The increase in core body temperature will act as a trigger for your circadian rhythm.
Help yourself with a little melatonin
Natural levels of the hormone melatonin generally increase approximately two hours before bedtime, preparing your body for rest.
If you travel, your body may need a little push.
Melatonin is available as an aid to sleep without a prescription in doses of up to 10 milligrams.
It helps your body produce natural melatonin at the right time when your schedule is a little messed up.
However, keep in mind that melatonin is not a cure for jet lag.
Studies indicate that daylight exposure is more effective in restoring your internal clock.
Follow a plan of attack!
One of the easiest ways to combat jet lag is to keep busy.
Following a well-structured plan for the first day of the trip.
If you arrive at your destination and you have no idea what to do or how to move about, you may feel overwhelmed and resort to spending the day at your accommodation.
Attack your destination with a plan.
If you planned in advance, and even if you bought tickets for certain activities in advance, you will be much more motivated to go out and make the most of the day.
For example, why not schedule a guided walking tour?
Pre-select your accommodation
Staying in the bustling centre of a city can be part of the exciting tourist experience.
An exciting experience which doesn’t generally sit in very well with the Nomad@50+ .
So, before making your reservation, read the comments and evaluations.
Pay attention to warnings such as:
– Complaints about the room itself: These include (but are not limited to) bed bugs, beds that cause back pain, worn curtains that let in excessive light, or noisy air conditioning units.
– Noisy streets: “lovely apartment in the Piazza di Spagna in Rome” sounds incredibly romantic until the out-of-tune chanting by the many tourists who had far too much Chianti keep you awake the entire night!
Follow a routine (as much as possible)
Do you usually listen to music before going to sleep at home?
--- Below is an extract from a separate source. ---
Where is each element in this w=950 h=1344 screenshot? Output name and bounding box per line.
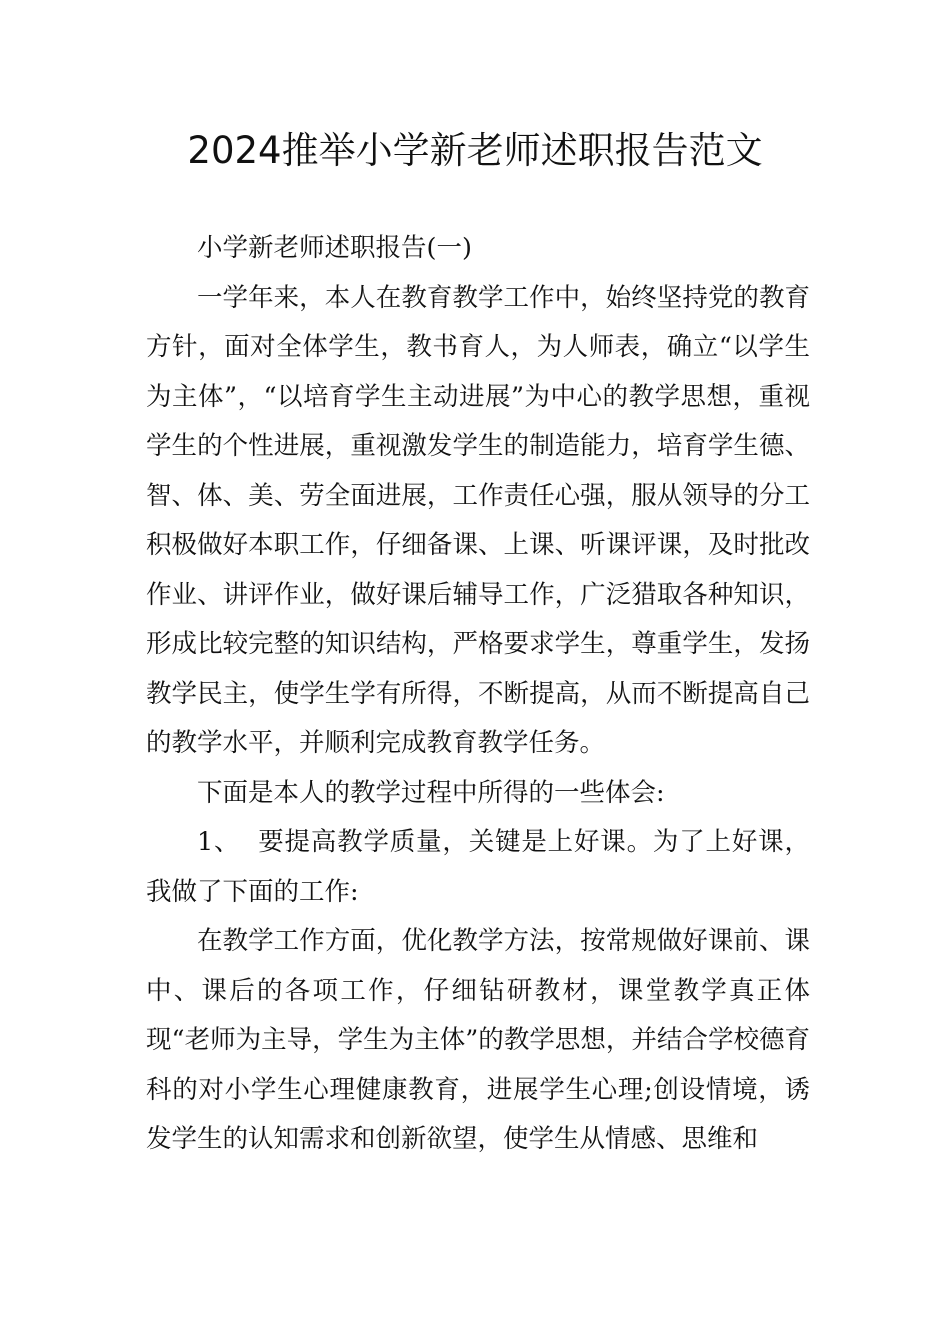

Do you like reading a book?
Chatting with your partner?
Try following the same rituals you follow each night before bedtime.
If after a long day traveling your body doesn’t want to adjust to its new temporary space, try to relax with these daily routines…
As your body recognises those nocturnal activities and begins to associate them with rest, it will be more prepared to fall into a restful sleep.